Strengths: - Well-motivated combination of pre-trained transformers (BERT, RoBERTa, XLNet, DeBERTa, ERNIE 2.0, ELECTRA) capturing complementary linguistic representations - Practical framework handling both social media and news articles without separate pipelines - Uncertainty quantification via MC Dropout provides actionable confidence scores, not just class predictions; improves interpretability and enables active learning - Comprehensive ablation studies (Tables 5–16) showing contribution of ensemble vs. SFFN vs. heuristic post-processing components - Heuristic rules are domain-interpretable and allow incorporation of human expertise without end-to-end retraining - Statistical features derived from training data frequencies, making the approach data-driven despite rule-based post-processing - Significant absolute improvements on FakeNewsNet (+9.56% accuracy) demonstrate practical utility

Weaknesses: - Heuristic post-processing thresholds (0.88, 0.94) chosen via elbow method; sensitivity analysis and generalization to new domains unclear - Limited theoretical justification for why MC Dropout is suitable for uncertainty; other Bayesian approximations (e.g., ensemble variance) not compared - Statistical Feature Fusion Network trains on training set statistics; may overfit attribute probabilities to training distribution, harming generalization to new sources/users - Cross-domain robustness not tested: models trained on COVID-19 data evaluated on COVID-19; unknown how transferable to other rumor domains - Class imbalance handling via KMeans-SMOTE not fully ablated; unclear contribution vs.

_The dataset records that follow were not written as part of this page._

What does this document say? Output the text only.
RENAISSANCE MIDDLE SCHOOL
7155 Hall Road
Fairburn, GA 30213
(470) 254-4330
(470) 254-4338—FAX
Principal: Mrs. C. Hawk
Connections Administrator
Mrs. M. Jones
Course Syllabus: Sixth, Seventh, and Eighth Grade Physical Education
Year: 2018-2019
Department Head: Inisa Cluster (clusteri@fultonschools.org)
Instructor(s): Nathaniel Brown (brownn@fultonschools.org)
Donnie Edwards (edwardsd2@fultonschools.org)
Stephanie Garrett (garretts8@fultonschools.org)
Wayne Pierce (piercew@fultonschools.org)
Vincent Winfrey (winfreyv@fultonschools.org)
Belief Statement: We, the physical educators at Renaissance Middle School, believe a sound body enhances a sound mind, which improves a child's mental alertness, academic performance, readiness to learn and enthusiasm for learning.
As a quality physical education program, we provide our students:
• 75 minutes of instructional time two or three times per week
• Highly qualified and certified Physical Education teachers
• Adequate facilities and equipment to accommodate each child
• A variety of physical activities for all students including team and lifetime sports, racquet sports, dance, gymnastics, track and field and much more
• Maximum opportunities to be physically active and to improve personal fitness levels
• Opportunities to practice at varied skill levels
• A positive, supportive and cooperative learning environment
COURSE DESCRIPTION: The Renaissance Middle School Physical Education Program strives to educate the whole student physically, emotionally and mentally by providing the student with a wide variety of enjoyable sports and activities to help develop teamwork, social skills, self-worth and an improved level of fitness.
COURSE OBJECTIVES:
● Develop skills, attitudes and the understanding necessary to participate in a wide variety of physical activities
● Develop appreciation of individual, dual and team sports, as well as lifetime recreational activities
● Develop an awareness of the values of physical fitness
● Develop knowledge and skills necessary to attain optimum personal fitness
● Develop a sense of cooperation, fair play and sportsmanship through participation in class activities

SFFN and heuristic components - No comparison to recent graph-based or propagation-aware methods; baseline comparisons focus on classical ML (Logistic Regression, SVM, Decision Tree) - Paper submitted to Neurocomputing (December 2021); unclear if published or under review

Follow-ups: - Compare MC Dropout uncertainty with ensemble variance and Bayesian neural networks on confidence calibration metrics - Test cross-domain transfer: train on COVID-19, evaluate on other rumor datasets (FakeNews-19, FEVER, etc.) to assess heuristic robustness - Analyze which statistical features are most informative per domain; develop adaptive threshold selection - Investigate multimodal extensions incorporating image and video features from social media - Conduct adversarial robustness analysis: can URL/username spoofing evade the heuristic post-processing?